Another myth is that day care is good for children. Quite the opposite is the case. The longer a child is in day care, and from an earlier age, the worse it is for the child. As one child expert has put it, "A home must be very bad before it can be bettered by a good institution". Yet we have abandoned our children in droves to strangers. Feminists have convinced many women that they can only be fulfilled and liberated if in the paid workplace. Totally absent from the debate is the needs of the child.
Then there is the myth that we can give our children quality time in place of quantity time. This is just plain false. Children need our undivided attention, and they need lots of it. They do not need a committee drifting in and out of their lives. They need a mother and a father, and especially a mother during the early years of life. "What children need - what children have always needed - is time and attention, and the undivided loyalty of one adult, preferably their mothers". Says Venker, "Anything less just isn't good enough."
Motherhood is the most noble and most important of occupations. We have allowed feminist ideology to rob us of this truth. We have allowed a market-driven economy to convince us that we are by nature working, not relational, beings. We have allowed the lure of materialism and consumerism to cause us to put wealth ahead of family.

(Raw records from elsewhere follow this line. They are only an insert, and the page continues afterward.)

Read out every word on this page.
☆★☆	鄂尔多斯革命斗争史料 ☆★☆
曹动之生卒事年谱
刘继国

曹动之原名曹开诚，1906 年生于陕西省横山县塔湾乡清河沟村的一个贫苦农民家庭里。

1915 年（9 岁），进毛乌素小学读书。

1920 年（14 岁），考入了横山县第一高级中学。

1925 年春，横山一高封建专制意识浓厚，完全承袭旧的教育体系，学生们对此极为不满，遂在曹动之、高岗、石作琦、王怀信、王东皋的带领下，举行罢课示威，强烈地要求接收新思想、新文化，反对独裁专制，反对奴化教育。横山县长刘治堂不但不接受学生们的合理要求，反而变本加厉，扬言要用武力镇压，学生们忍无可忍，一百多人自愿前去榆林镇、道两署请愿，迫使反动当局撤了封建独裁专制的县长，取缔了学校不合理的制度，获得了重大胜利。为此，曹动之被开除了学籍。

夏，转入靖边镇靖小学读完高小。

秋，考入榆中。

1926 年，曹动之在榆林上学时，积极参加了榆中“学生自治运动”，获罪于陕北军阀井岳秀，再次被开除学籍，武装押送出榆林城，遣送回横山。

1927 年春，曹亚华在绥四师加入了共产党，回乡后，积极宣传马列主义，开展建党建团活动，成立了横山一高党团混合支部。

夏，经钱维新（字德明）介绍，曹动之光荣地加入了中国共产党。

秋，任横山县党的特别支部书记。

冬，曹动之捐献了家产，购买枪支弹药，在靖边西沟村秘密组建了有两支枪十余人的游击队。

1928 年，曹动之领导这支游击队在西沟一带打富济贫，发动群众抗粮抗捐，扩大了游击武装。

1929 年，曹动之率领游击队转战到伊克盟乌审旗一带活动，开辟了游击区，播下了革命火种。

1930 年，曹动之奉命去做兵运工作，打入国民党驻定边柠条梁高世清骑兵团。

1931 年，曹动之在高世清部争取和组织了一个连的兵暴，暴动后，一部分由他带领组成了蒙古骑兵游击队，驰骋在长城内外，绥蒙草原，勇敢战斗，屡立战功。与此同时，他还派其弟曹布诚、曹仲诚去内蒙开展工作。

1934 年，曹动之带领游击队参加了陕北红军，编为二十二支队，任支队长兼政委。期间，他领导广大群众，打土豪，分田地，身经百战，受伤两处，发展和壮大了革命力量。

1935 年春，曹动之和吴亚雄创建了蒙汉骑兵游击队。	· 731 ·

This may all smack of chauvinistic doubletalk. But recall that our author is a woman. And as she rightly concludes, "the traditional family structure is not something that holds women down. The traditional family structure simply keeps women from having to worry about producing an income while they work on the most important job of their lives."
Rating: Summary: Ideological rant Review: This book is meant to make working mothers feel guilty while glorifying the stay-at-home mom. Numerous academic studies disprove their thesis--studies that the authors choose to ignore. Read this if you want to reinforce your pre-existing world view. Otherwise, don't bother. There's little factual basis to what they say.